The mantle wedge's transient 3‐D flow regime and thermal structure

Arc volcanism, volatile cycling, mineralization, and continental crust formation are likely regulated by the mantle wedge's flow regime and thermal structure. Wedge flow is often assumed to follow a regular corner‐flow pattern. However, studies that incorporate a hydrated rheology and thermal buoyancy predict internal small‐scale‐convection (SSC). Here, we systematically explore mantle‐wedge dynamics in 3‐D simulations. We find that longitudinal “Richter‐rolls” of SSC (with trench‐perpendicular axes) commonly occur if wedge hydration reduces viscosities to ≲ 1 · 10 19Pa s, although transient transverse rolls (with trench‐parallel axes) can dominate at viscosities of ∼ 5 · 10 18 − 1 · 10 19Pa s.
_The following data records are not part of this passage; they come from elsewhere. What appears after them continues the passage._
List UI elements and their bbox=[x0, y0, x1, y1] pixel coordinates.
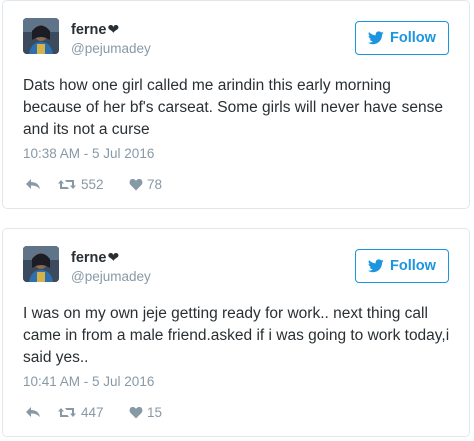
follow-button-label: Follow bbox=[390, 258, 436, 274]
tweet-actions: 552 78 bbox=[25, 175, 162, 193]
display-name[interactable]: ferne❤ bbox=[71, 21, 119, 38]
tweet-card: ferne❤ @pejumadey Follow Dats how one gi… bbox=[2, 0, 470, 209]
retweet-icon bbox=[58, 407, 76, 417]
display-name[interactable]: ferne❤ bbox=[71, 249, 119, 266]
reply-icon bbox=[26, 178, 40, 189]
tweet-text: I was on my own jeje getting ready for w… bbox=[23, 305, 450, 366]
avatar[interactable] bbox=[23, 18, 59, 54]
heart-icon bbox=[129, 406, 143, 418]
user-handle[interactable]: @pejumadey bbox=[71, 269, 151, 285]
retweet-count: 552 bbox=[81, 176, 104, 192]
heart-emoji-icon: ❤ bbox=[107, 21, 120, 37]
follow-button-label: Follow bbox=[390, 30, 436, 46]
user-handle[interactable]: @pejumadey bbox=[71, 41, 151, 57]
like-button[interactable]: 78 bbox=[129, 177, 162, 192]
retweet-button[interactable]: 447 bbox=[57, 405, 129, 420]
retweet-button[interactable]: 552 bbox=[57, 177, 129, 192]
tweet-card: ferne❤ @pejumadey Follow I was on my own… bbox=[2, 228, 470, 437]
follow-button[interactable]: Follow bbox=[355, 21, 449, 55]
retweet-icon bbox=[58, 179, 76, 189]
twitter-bird-icon bbox=[368, 31, 384, 45]
like-count: 15 bbox=[147, 404, 163, 420]
reply-button[interactable] bbox=[25, 178, 57, 191]
reply-button[interactable] bbox=[25, 406, 57, 419]
display-name-text: ferne bbox=[71, 22, 107, 38]
heart-icon bbox=[129, 178, 143, 190]
twitter-bird-icon bbox=[368, 259, 384, 273]
retweet-count: 447 bbox=[81, 404, 104, 420]
tweet-text: Dats how one girl called me arindin this… bbox=[23, 77, 443, 138]
tweet-actions: 447 15 bbox=[25, 403, 162, 421]
display-name-text: ferne bbox=[71, 250, 107, 266]
tweet-timestamp[interactable]: 10:38 AM - 5 Jul 2016 bbox=[23, 146, 154, 162]
tweet-timestamp[interactable]: 10:41 AM - 5 Jul 2016 bbox=[23, 374, 154, 390]
heart-emoji-icon: ❤ bbox=[107, 249, 120, 265]
follow-button[interactable]: Follow bbox=[355, 249, 449, 283]
like-count: 78 bbox=[147, 176, 163, 192]
like-button[interactable]: 15 bbox=[129, 405, 162, 420]
avatar[interactable] bbox=[23, 246, 59, 282]
reply-icon bbox=[26, 406, 40, 417]
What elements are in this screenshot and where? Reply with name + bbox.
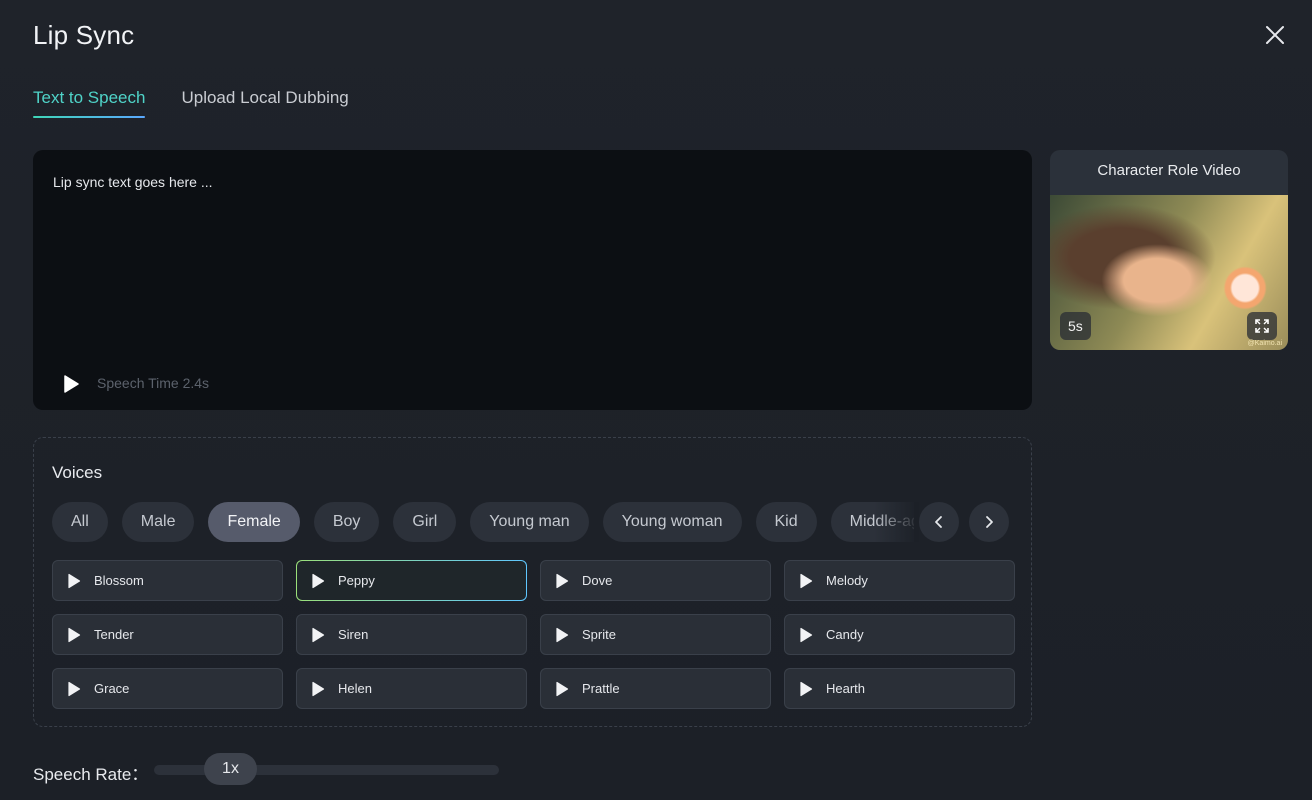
lip-sync-dialog: Lip Sync Text to Speech Upload Local Dub… — [0, 0, 1312, 800]
voices-panel: Voices All Male Female Boy Girl Young ma… — [33, 437, 1032, 727]
close-icon — [1266, 26, 1284, 44]
voice-card-peppy[interactable]: Peppy — [296, 560, 527, 601]
play-icon — [556, 627, 569, 642]
speech-time-label: Speech Time 2.4s — [97, 375, 210, 391]
voice-card-prattle[interactable]: Prattle — [540, 668, 771, 709]
voice-card-hearth[interactable]: Hearth — [784, 668, 1015, 709]
tab-text-to-speech[interactable]: Text to Speech — [33, 88, 146, 118]
play-icon — [64, 375, 79, 393]
voice-name: Hearth — [826, 681, 866, 696]
chevron-left-icon — [935, 516, 942, 528]
filter-chip-kid[interactable]: Kid — [755, 502, 817, 542]
speech-rate-slider-thumb[interactable]: 1x — [204, 753, 257, 785]
lip-sync-text-input[interactable] — [53, 174, 1013, 354]
speech-rate-label: Speech Rate： — [33, 765, 149, 784]
voice-name: Prattle — [582, 681, 620, 696]
voice-card-siren[interactable]: Siren — [296, 614, 527, 655]
voice-filter-row: All Male Female Boy Girl Young man Young… — [52, 502, 914, 542]
preview-play-button[interactable] — [61, 374, 81, 394]
filter-chip-boy[interactable]: Boy — [313, 502, 380, 542]
close-button[interactable] — [1262, 22, 1288, 48]
voice-name: Dove — [582, 573, 613, 588]
voice-card-candy[interactable]: Candy — [784, 614, 1015, 655]
character-card-title: Character Role Video — [1097, 162, 1241, 179]
voice-card-tender[interactable]: Tender — [52, 614, 283, 655]
voice-name: Tender — [94, 627, 134, 642]
voices-title: Voices — [52, 463, 103, 482]
filter-chip-male[interactable]: Male — [121, 502, 195, 542]
voice-name: Candy — [826, 627, 864, 642]
voice-name: Sprite — [582, 627, 616, 642]
play-icon — [312, 573, 325, 588]
voice-card-grace[interactable]: Grace — [52, 668, 283, 709]
character-role-card: Character Role Video 5s @Kaimo.ai — [1050, 150, 1288, 350]
play-icon — [68, 627, 81, 642]
voice-name: Siren — [338, 627, 369, 642]
expand-button[interactable] — [1247, 312, 1277, 340]
voice-name: Blossom — [94, 573, 144, 588]
voice-name: Melody — [826, 573, 868, 588]
voice-name: Grace — [94, 681, 130, 696]
filter-prev-button[interactable] — [919, 502, 959, 542]
tab-upload-local-dubbing[interactable]: Upload Local Dubbing — [181, 88, 348, 118]
dialog-title: Lip Sync — [33, 20, 135, 50]
play-icon — [800, 573, 813, 588]
play-icon — [68, 681, 81, 696]
voice-card-helen[interactable]: Helen — [296, 668, 527, 709]
text-panel: Speech Time 2.4s — [33, 150, 1032, 410]
filter-chip-young-woman[interactable]: Young woman — [602, 502, 742, 542]
chevron-right-icon — [986, 516, 993, 528]
voice-card-dove[interactable]: Dove — [540, 560, 771, 601]
play-icon — [556, 573, 569, 588]
voice-name: Helen — [338, 681, 372, 696]
play-icon — [800, 627, 813, 642]
play-icon — [312, 681, 325, 696]
video-duration-badge: 5s — [1060, 312, 1091, 340]
voice-card-sprite[interactable]: Sprite — [540, 614, 771, 655]
voice-name: Peppy — [338, 573, 375, 588]
tab-bar: Text to Speech Upload Local Dubbing — [33, 88, 349, 118]
play-icon — [556, 681, 569, 696]
play-icon — [68, 573, 81, 588]
voice-card-blossom[interactable]: Blossom — [52, 560, 283, 601]
filter-chip-young-man[interactable]: Young man — [470, 502, 589, 542]
filter-chip-all[interactable]: All — [52, 502, 108, 542]
filter-chip-female[interactable]: Female — [208, 502, 300, 542]
voice-card-melody[interactable]: Melody — [784, 560, 1015, 601]
filter-chip-girl[interactable]: Girl — [393, 502, 457, 542]
filter-chip-middle-aged[interactable]: Middle-aged — [830, 502, 914, 542]
voice-grid: Blossom Peppy Dove Melody Tender Siren S… — [52, 560, 1015, 709]
expand-icon — [1255, 319, 1269, 333]
filter-next-button[interactable] — [969, 502, 1009, 542]
video-watermark: @Kaimo.ai — [1247, 340, 1282, 347]
character-video-thumbnail[interactable]: 5s @Kaimo.ai — [1050, 195, 1288, 350]
play-icon — [312, 627, 325, 642]
play-icon — [800, 681, 813, 696]
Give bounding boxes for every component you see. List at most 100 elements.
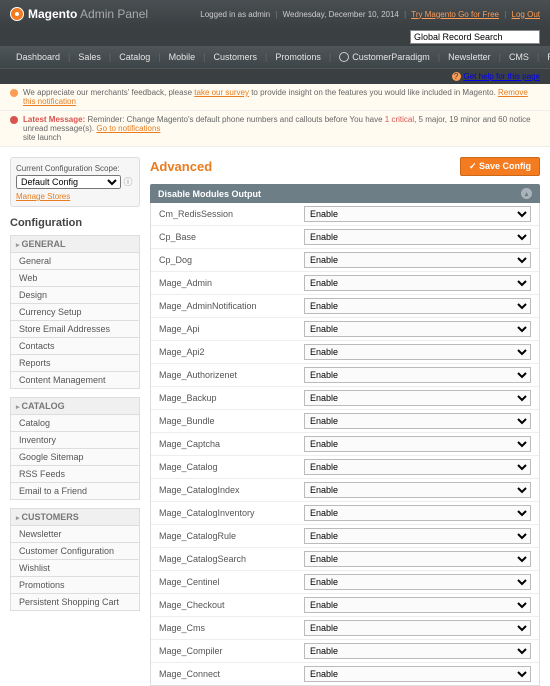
nav-mobile[interactable]: Mobile	[161, 47, 204, 67]
module-row: Mage_CmsEnable	[151, 617, 539, 640]
nav-sales[interactable]: Sales	[70, 47, 109, 67]
module-select-mage_admin[interactable]: Enable	[304, 275, 531, 291]
module-row: Cp_BaseEnable	[151, 226, 539, 249]
main-content: Advanced Save Config Disable Modules Out…	[150, 157, 540, 686]
module-select-cp_dog[interactable]: Enable	[304, 252, 531, 268]
sidebar-item-web[interactable]: Web	[10, 270, 140, 287]
module-row: Mage_CheckoutEnable	[151, 594, 539, 617]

Rolls below the arc and back arc differ. Subarc rolls have similar trench‐parallel and trench‐perpendicular dimensions of 100–150 km and evolve on a 1–5 Myr time‐scale. Subback‐arc instabilities, on the other hand, coalesce into elongated sheets, usually with a preferential trench‐perpendicular alignment, display a wavelength of 150–400 km and vary on a 5–10 Myr time scale. The modulating influence of subback‐arc ridges on the subarc system increases with stronger wedge hydration, higher subduction velocity, and thicker upper plates. We find that trench‐parallel averages of wedge velocities and temperature are consistent with those predicted in 2‐D models. However, lithospheric thinning through SSC is somewhat enhanced in 3‐D, thus expanding hydrous melting regions and shifting dehydration boundaries. Subarc Richter‐rolls generate time‐dependent trench‐parallel temperature variations of up to ∼ 150 K, which exceed the transient 50–100 K variations predicted in 2‐D and may contribute to arc‐volcano spacing and the variable seismic velocity structures imaged beneath some arcs.